Normative has a 100% SBTi validation rate
Our GHG Protocol-certified Climate Strategy Advisors have guided food and beverage companies through FLAG from initial screening to validated targets, including building the activity-level data needed to support a clean submission.
FAQs
FLAG (Forest, Land and Agriculture) is an SBTi standard covering land-based emissions and removals, including deforestation, livestock, fertilisers, and soil carbon sequestration. It was developed because land-use emissions cannot be measured or reduced using the same approaches as fossil-fuel emissions and require a separate target-setting standard.
Food Production, Food & Beverage Processing, and Food & Staples Retailing companies must set FLAG targets regardless of their emission profile. Any other company where land-use emissions exceed 20% of total scope 1, 2, and 3 emissions also requires a FLAG target. This is a threshold that can be triggered by hospitality, retail, or landscaping businesses, for example.

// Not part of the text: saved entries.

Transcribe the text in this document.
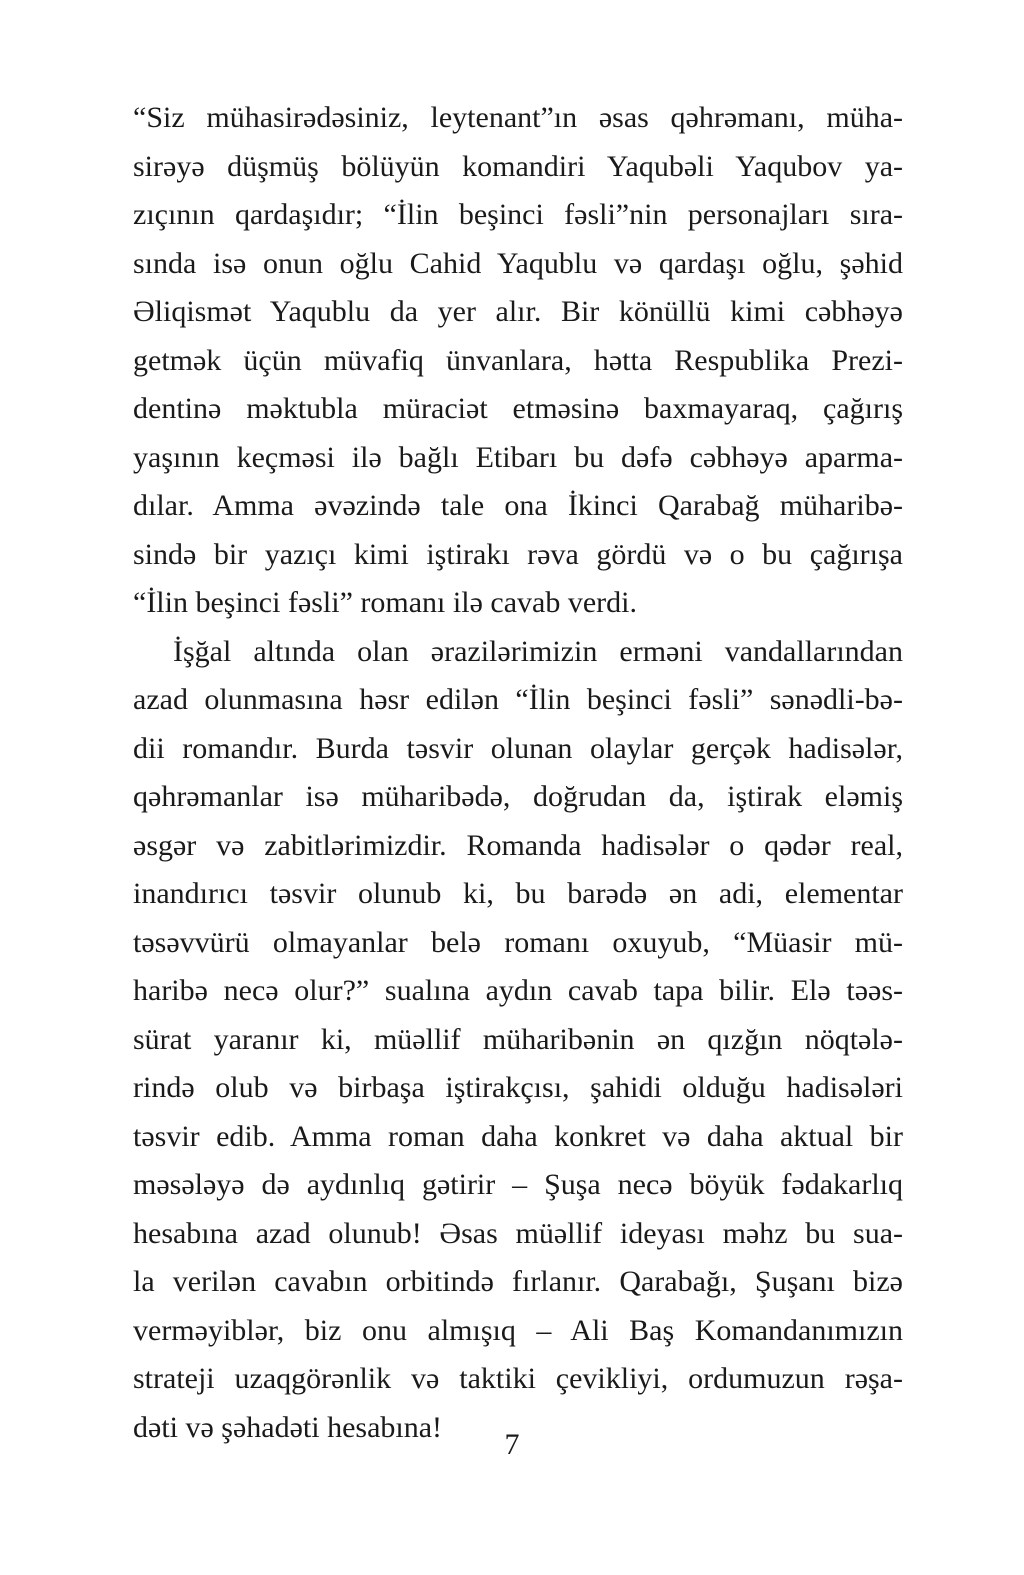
“Siz mühasirədəsiniz, leytenant”ın əsas qəhrəmanı, müha-
sirəyə düşmüş bölüyün komandiri Yaqubəli Yaqubov ya-
zıçının qardaşıdır; “İlin beşinci fəsli”nin personajları sıra-
sında isə onun oğlu Cahid Yaqublu və qardaşı oğlu, şəhid
Əliqismət Yaqublu da yer alır. Bir könüllü kimi cəbhəyə
getmək üçün müvafiq ünvanlara, hətta Respublika Prezi-
dentinə məktubla müraciət etməsinə baxmayaraq, çağırış
yaşının keçməsi ilə bağlı Etibarı bu dəfə cəbhəyə aparma-
dılar. Amma əvəzində tale ona İkinci Qarabağ müharibə-
sində bir yazıçı kimi iştirakı rəva gördü və o bu çağırışa
“İlin beşinci fəsli” romanı ilə cavab verdi.
İşğal altında olan ərazilərimizin erməni vandallarından
azad olunmasına həsr edilən “İlin beşinci fəsli” sənədli-bə-
dii romandır. Burda təsvir olunan olaylar gerçək hadisələr,
qəhrəmanlar isə müharibədə, doğrudan da, iştirak eləmiş
əsgər və zabitlərimizdir. Romanda hadisələr o qədər real,
inandırıcı təsvir olunub ki, bu barədə ən adi, elementar
təsəvvürü olmayanlar belə romanı oxuyub, “Müasir mü-
haribə necə olur?” sualına aydın cavab tapa bilir. Elə təəs-
sürat yaranır ki, müəllif müharibənin ən qızğın nöqtələ-
rində olub və birbaşa iştirakçısı, şahidi olduğu hadisələri
təsvir edib. Amma roman daha konkret və daha aktual bir
məsələyə də aydınlıq gətirir – Şuşa necə böyük fədakarlıq
hesabına azad olunub! Əsas müəllif ideyası məhz bu sua-
la verilən cavabın orbitində fırlanır. Qarabağı, Şuşanı bizə
verməyiblər, biz onu almışıq – Ali Baş Komandanımızın
strateji uzaqgörənlik və taktiki çevikliyi, ordumuzun rəşa-
dəti və şəhadəti hesabına!
7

Businesses need to focus on using physical activity data like commodity volumes, product weights, and hectares, to produce a more defensible submission for SBTi FLAG targets.
It is a mandatory prerequisite for FLAG target validation and requires zero deforestation across primary supply chains from a cutoff date of 2020 or earlier. Under v1.2, companies have up to two years post-submission to achieve this, with a hard outer limit of December 31, 2030.
Both are submitted in the same SBTi validation package but assessed separately. Standard Scope 3 targets cover fossil-related value chain emissions under the GHG Protocol Corporate Value Chain Standard. FLAG targets cover land-use emissions under the GHG Protocol Land Sector and Removals Standard. It’s important to remember that carbon removals from land can only count toward FLAG targets not toward standard fossil or industrial emission targets.